State of the Union Addresses historically are speeches filled with platitudes, reiteration of already known legislative proposals, praise for previous accomplishments, pledges to work together, as well as a few digs at a President’s opponents. They tend to be full of the pomp and formality which Washington pulls off so well. As for substance, innovation, creativity, and excitement people should look elsewhere.

In examining the international field alone, in one-year President Trump has successfully ruptured or at least shaken many relationships. It would not be an understatement to suggest that America’s European allies have been nonplussed at how the President has treated them, both nationally as well as their leaders individually. Were it not for the extremely effective global defense force, unified commands, and joint strategies the relationships would be in even worse shape. Trump may want our allies to pay more of the costs of defense and that appears to be moving slowing ahead. Fortunately, it has not affected force preparedness.

The President has curried favor and extended himself more with authoritarian Eastern European leaders than he has with America’s friends. The Chinese appear to be mystified with Trump’s conduct. The on-going love affair with the Russians takes the discussion to an entire other level.   Despite signing the sanctions bill into law which was to have taken effect yesterday, Trump once again concocted a new rationalization as to why he should not implement it against the Russians.   This despite the fact that Putin should be taken to task for his persistent violations of foreign military arms sales. 
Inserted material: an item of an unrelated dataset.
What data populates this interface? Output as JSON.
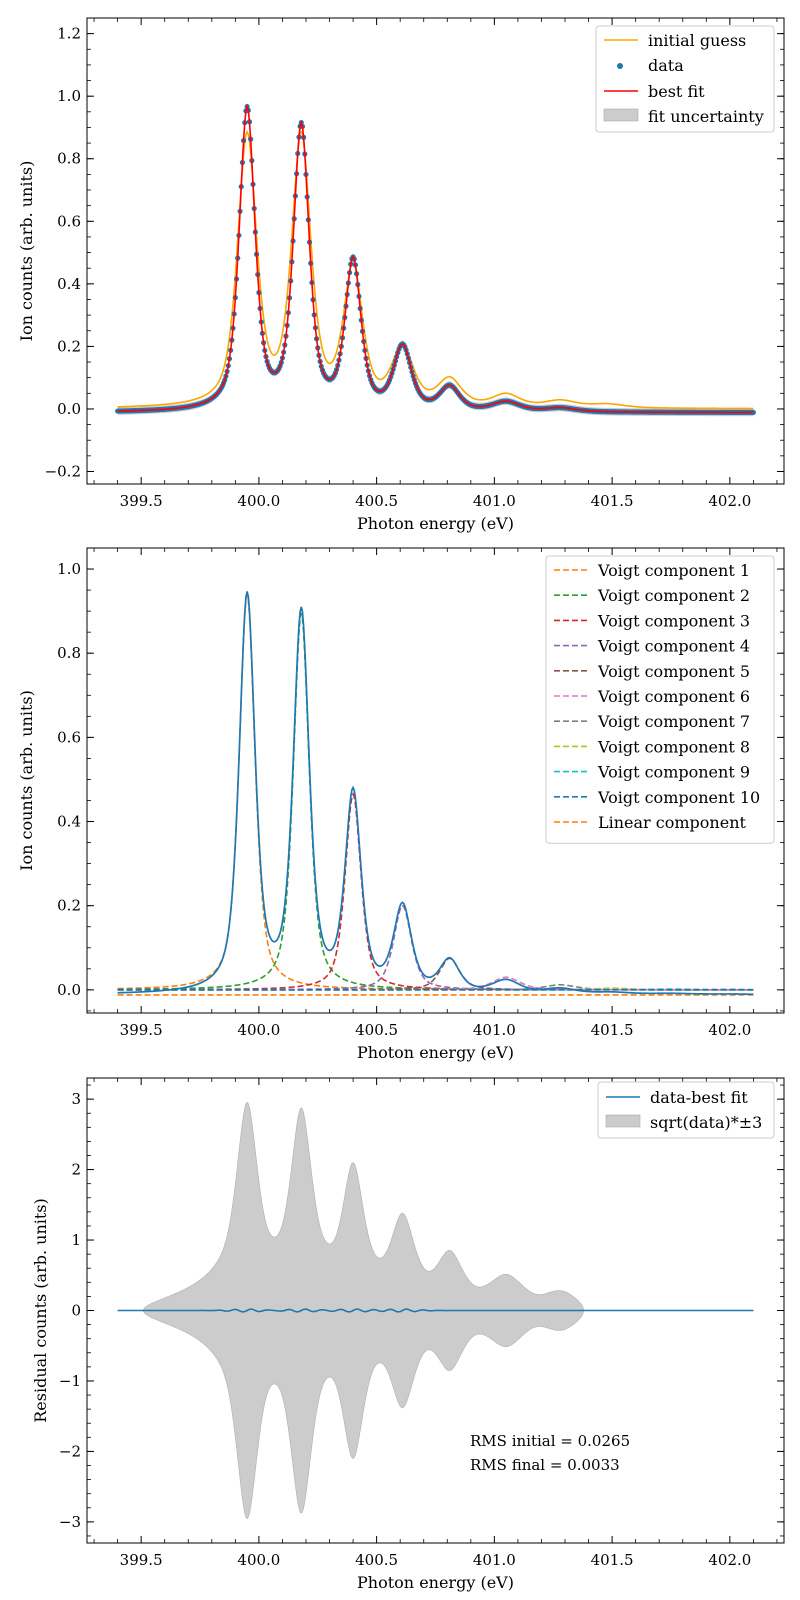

As a result of his continuing bullying of North Korea, Trump now has lost Victor Cha as his proposed nominee to be the new Ambassador to Seoul. The President will accept increased sanctions on North Korea as well as Iran but Russia—the real culprit—continues to run free. (The truly astonishing observation–leaving aside the Russia investigation—is that it was always the Republicans who had been the proponents of a hard line policy against Russia.)

At the global level, Trump removed the United States from the Trans-Pacific Partnership and he is seeking to renegotiate all or part of the NAFTA agreement before considering whether to extend it. He also withdrew the U.S. from the Paris Climate Change Agreement.
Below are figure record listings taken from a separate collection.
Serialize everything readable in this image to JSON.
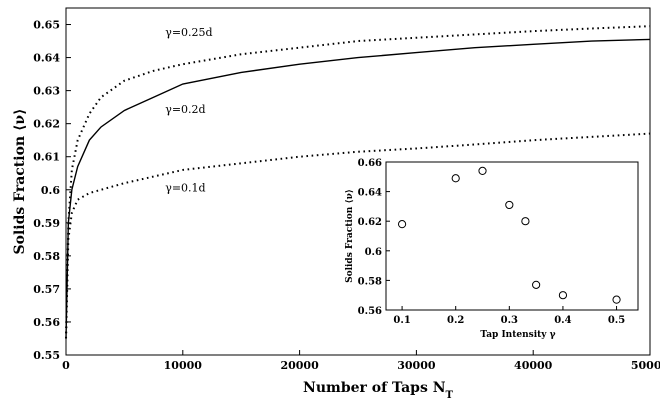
{
  "chart_data": [
    {
      "type": "line",
      "title": "",
      "xlabel": "Number of Taps N",
      "xlabel_sub": "T",
      "ylabel": "Solids Fraction ⟨ν⟩",
      "xlim": [
        0,
        50000
      ],
      "ylim": [
        0.55,
        0.655
      ],
      "xticks": [
        0,
        10000,
        20000,
        30000,
        40000,
        50000
      ],
      "xtick_labels": [
        "0",
        "10000",
        "20000",
        "30000",
        "40000",
        "50000"
      ],
      "yticks": [
        0.55,
        0.56,
        0.57,
        0.58,
        0.59,
        0.6,
        0.61,
        0.62,
        0.63,
        0.64,
        0.65
      ],
      "ytick_labels": [
        "0.55",
        "0.56",
        "0.57",
        "0.58",
        "0.59",
        "0.6",
        "0.61",
        "0.62",
        "0.63",
        "0.64",
        "0.65"
      ],
      "grid": false,
      "legend": "none",
      "series": [
        {
          "name": "γ=0.25d",
          "style": "dotted",
          "x": [
            0,
            200,
            500,
            1000,
            2000,
            3000,
            5000,
            7500,
            10000,
            15000,
            20000,
            25000,
            30000,
            35000,
            40000,
            45000,
            50000
          ],
          "y": [
            0.555,
            0.59,
            0.606,
            0.615,
            0.623,
            0.628,
            0.633,
            0.636,
            0.638,
            0.641,
            0.643,
            0.645,
            0.646,
            0.647,
            0.648,
            0.6488,
            0.6495
          ]
        },
        {
          "name": "γ=0.2d",
          "style": "solid",
          "x": [
            0,
            200,
            500,
            1000,
            2000,
            3000,
            5000,
            7500,
            10000,
            15000,
            20000,
            25000,
            30000,
            35000,
            40000,
            45000,
            50000
          ],
          "y": [
            0.555,
            0.59,
            0.6,
            0.607,
            0.615,
            0.619,
            0.624,
            0.628,
            0.632,
            0.6355,
            0.638,
            0.64,
            0.6415,
            0.643,
            0.644,
            0.645,
            0.6455
          ]
        },
        {
          "name": "γ=0.1d",
          "style": "dotted",
          "x": [
            0,
            200,
            500,
            1000,
            2000,
            3000,
            5000,
            7500,
            10000,
            15000,
            20000,
            25000,
            30000,
            35000,
            40000,
            45000,
            50000
          ],
          "y": [
            0.555,
            0.585,
            0.593,
            0.597,
            0.599,
            0.6,
            0.602,
            0.604,
            0.606,
            0.608,
            0.61,
            0.6115,
            0.6125,
            0.6137,
            0.615,
            0.616,
            0.617
          ]
        }
      ],
      "annotations": [
        {
          "text": "γ=0.25d",
          "x": 8500,
          "y": 0.6465
        },
        {
          "text": "γ=0.2d",
          "x": 8500,
          "y": 0.6233
        },
        {
          "text": "γ=0.1d",
          "x": 8500,
          "y": 0.5995
        }
      ]
    },
    {
      "type": "scatter",
      "title": "",
      "xlabel": "Tap Intensity γ",
      "ylabel": "Solids Fraction ⟨ν⟩",
      "xlim": [
        0.07,
        0.54
      ],
      "ylim": [
        0.56,
        0.66
      ],
      "xticks": [
        0.1,
        0.2,
        0.3,
        0.4,
        0.5
      ],
      "xtick_labels": [
        "0.1",
        "0.2",
        "0.3",
        "0.4",
        "0.5"
      ],
      "yticks": [
        0.56,
        0.58,
        0.6,
        0.62,
        0.64,
        0.66
      ],
      "ytick_labels": [
        "0.56",
        "0.58",
        "0.6",
        "0.62",
        "0.64",
        "0.66"
      ],
      "grid": false,
      "legend": "none",
      "marker": "open-circle",
      "points": [
        {
          "x": 0.1,
          "y": 0.618
        },
        {
          "x": 0.2,
          "y": 0.649
        },
        {
          "x": 0.25,
          "y": 0.654
        },
        {
          "x": 0.3,
          "y": 0.631
        },
        {
          "x": 0.33,
          "y": 0.62
        },
        {
          "x": 0.35,
          "y": 0.577
        },
        {
          "x": 0.4,
          "y": 0.57
        },
        {
          "x": 0.5,
          "y": 0.567
        }
      ]
    }
  ]
}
It is not clear to what extent radical Islam has been curtailed in the Middle East or may be taking a hiatus. The battles in Yemen and in Afghanistan continue. Pakistan seems to be eerily calm at the moment. Syria continues to be in turmoil but Trump has permitted Putin to reign supreme there. This in fact might be the only issue Netanyahu might have with the President, although Trump may well have given the Israelis virtual carte blanche to respond to any Syrian/Iranian threat; assuming that the Russians will not be directly involved. 

There was a time where foreign powers listened very closely to see if the President mentioned them in the State of the Union Address.  It is quite likely that President Trump will only boast about how he wowed the world once again at Davos, and leave out any discussion of America’s friends and enemies out of his speech.

So, barring a surprise, listening to the President is unlikely to signal anything new.